Our bodies are constantly working to keep everything in balance; when we exercise, not only do we breathe harder to get more oxygen to our muscles, but also to get rid of the painful lactic acid `burn'. All air breathing land dwellers deal with acid – an excess of protons – by reacting protons with bicarbonate ions to create water and CO2, which is breathed out. To deal with too much base, breathing slows down, keeping CO2 and therefore protons in the body. Water breathing fish take a different approach, relying on metabolic processes at their gills and kidneys to restore a normal blood pH. But how will animals that can breathe in both air and water deal with pH changes? `Lungfish are poised between air breathing and water breathing, and are a beautiful model to study this,' says Katie Gilmour of the University of Ottawa, who investigated with her colleagues if lungfish cope with pH changes like air breathers or water breathers (p. 1944).

Lungfish bridge the divide between land and water, dependent on their watery environment for food but dying if they can't breathe air with their lungs. They also have gills, which they use to water breathe and get rid of some CO2. Once the team's fish had arrived in the lab from their African home, they trained them to sit in water-filled tube respirometers and pop their heads above the water's surface when they needed a gulp of air.

To find out how the fish would deal with an excess of acid or base, they delicately operated on them to insert a cannula into the dorsal aorta, so that they could change blood pH by injecting acid or base into the blood stream. To find out how the fish dealt with an acid injection, they counted the number of air and water breaths, finding that they took twice as many of both and breathed out more CO2, much like a land dweller. To see if the gills or kidneys were also getting rid of excess acid, the team measured acid excretion into the water in the respirometer. They didn't see a rise in excretion from normal levels, suggesting that lungfish don't rely on their gills and kidneys much to get rid of excess protons.

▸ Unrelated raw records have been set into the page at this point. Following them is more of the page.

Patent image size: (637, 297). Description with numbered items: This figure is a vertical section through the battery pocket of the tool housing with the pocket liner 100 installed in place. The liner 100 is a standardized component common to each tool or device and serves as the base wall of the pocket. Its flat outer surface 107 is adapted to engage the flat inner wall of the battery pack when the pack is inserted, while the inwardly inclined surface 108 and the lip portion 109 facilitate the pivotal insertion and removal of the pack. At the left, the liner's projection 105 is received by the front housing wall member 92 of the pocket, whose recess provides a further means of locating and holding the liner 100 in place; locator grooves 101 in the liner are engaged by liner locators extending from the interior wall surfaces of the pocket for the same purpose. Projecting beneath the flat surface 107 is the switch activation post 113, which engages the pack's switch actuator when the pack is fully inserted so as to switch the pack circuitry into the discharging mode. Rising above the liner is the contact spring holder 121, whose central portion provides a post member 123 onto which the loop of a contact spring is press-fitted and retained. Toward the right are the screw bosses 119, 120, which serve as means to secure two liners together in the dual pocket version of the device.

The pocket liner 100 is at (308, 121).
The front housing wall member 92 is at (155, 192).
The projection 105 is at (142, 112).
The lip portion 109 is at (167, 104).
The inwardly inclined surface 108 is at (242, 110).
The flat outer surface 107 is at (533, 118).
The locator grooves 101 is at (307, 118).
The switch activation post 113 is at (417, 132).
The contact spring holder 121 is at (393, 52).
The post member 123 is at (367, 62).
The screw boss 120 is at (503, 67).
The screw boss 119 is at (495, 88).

Injecting base and raising blood pH caused the fish to halve their water breathing rate; they also breathed out much less CO2 into the water. Their air breathing was unaffected, however, probably because they wouldn't get enough oxygen otherwise. The team measured that the fish were excreting much higher levels of base into the water, so to separate out how much the gills and kidneys were each contributing, they collected the fishes' urine via a catheter. They found that the kidneys excreted around 20% of the total base into the urine, and the gills around 80% into the water, much like fish, showing that the lungfish rely more on the water breathers' strategy to get rid of excess base and rebalance pH.

`The lungfish have the best of both worlds,' says Gilmour. Like land dwellers, they rely more on air breathing to redress a more acidic blood pH, but their gills and kidneys deal with an excess of base to return blood pH back to normal, just like water breathing fish.